OP, people come up with simplistic solutions because there are only simple solutions in the main. Unfortunately, to make big huge changes, it takes years and years of effort and hard work and self help and therapy and patience. Trust me, I know, I've been there (15 years of BPD, I had NOTHING no friends/job/family/home.)
I also used to get INCREDIBLY pissed at people suggesting I 'go for a walk to calm down' or 'drink a cup of tea'. How DARE they suggest, in the face of my immense despair and sadness, that a walk would CURE me? I'm suicidal and you're telling me to go for a WALK?
But what no one ever fully explains is that no one is suggesting that the walk is going to cure you or even make you feel better. But what might happen is that it stops you being quite so inside your head. Just for a few minutes. The breeze on your face might feel good, or you might notice a nice flower. The endorphins might perk you up just enough that you manage to eat something or read a page of a book. Or, nothing might happen. But at least when someone asks you what you did yesterday, you can say 'I went for a walk' and that's 100 times better than 'I stared at the walls and cried'. You change, just slightly. You are a person who goes for a walk instead of a person who stares at the walls and cries.

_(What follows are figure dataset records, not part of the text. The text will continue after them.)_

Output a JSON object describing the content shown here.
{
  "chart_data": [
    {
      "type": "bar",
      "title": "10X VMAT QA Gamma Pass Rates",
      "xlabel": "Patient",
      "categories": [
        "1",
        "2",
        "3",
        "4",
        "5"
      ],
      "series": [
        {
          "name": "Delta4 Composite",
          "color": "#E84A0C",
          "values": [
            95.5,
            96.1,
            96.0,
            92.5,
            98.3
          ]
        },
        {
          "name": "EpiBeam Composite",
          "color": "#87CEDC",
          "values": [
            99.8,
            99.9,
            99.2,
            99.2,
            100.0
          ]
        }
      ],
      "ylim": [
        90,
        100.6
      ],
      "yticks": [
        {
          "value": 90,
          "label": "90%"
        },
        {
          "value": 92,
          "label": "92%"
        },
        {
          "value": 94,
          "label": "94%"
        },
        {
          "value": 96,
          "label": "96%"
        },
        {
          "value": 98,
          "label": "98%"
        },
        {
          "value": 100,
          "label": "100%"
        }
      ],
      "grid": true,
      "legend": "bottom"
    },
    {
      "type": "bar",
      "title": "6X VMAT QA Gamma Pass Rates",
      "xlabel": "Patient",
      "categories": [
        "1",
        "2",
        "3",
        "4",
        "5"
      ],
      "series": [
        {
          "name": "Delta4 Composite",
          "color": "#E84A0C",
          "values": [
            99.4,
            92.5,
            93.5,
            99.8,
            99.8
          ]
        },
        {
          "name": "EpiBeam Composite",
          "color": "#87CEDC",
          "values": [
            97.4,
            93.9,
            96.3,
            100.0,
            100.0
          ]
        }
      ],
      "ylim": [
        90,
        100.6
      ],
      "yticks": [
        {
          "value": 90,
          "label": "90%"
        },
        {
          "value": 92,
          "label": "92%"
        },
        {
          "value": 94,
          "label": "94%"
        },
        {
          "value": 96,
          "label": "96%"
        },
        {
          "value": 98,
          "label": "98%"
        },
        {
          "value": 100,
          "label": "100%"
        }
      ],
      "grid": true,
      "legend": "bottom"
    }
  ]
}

Trust me when I say I used to go on online forums and we'd all laugh hysterically at the 'go for a walk' or 'drink a cup of tea' suggestions from our mental health care team. And now, do you know what I do when I feel bad? Yeah. I go for a walk or I drink a cup of tea.
People are suggesting small, simple things because the big, daunting things are probably beyond you right now. What else can they do? Say 'go to fucking years of expensive and painful therapy and relearn how to be a person and change every bad and shitty habit you have that is making you feel like this and take drugs that sometimes make you feel worse and so on and so on'? No one is going to say that!
People are trying to help. In their small, clumsy way. This is me trying to help, in my small, clumsy way. From someone who has been there, I get that the advice is irritating. But it's all people have. And sometimes, in some small tiny way, it helps.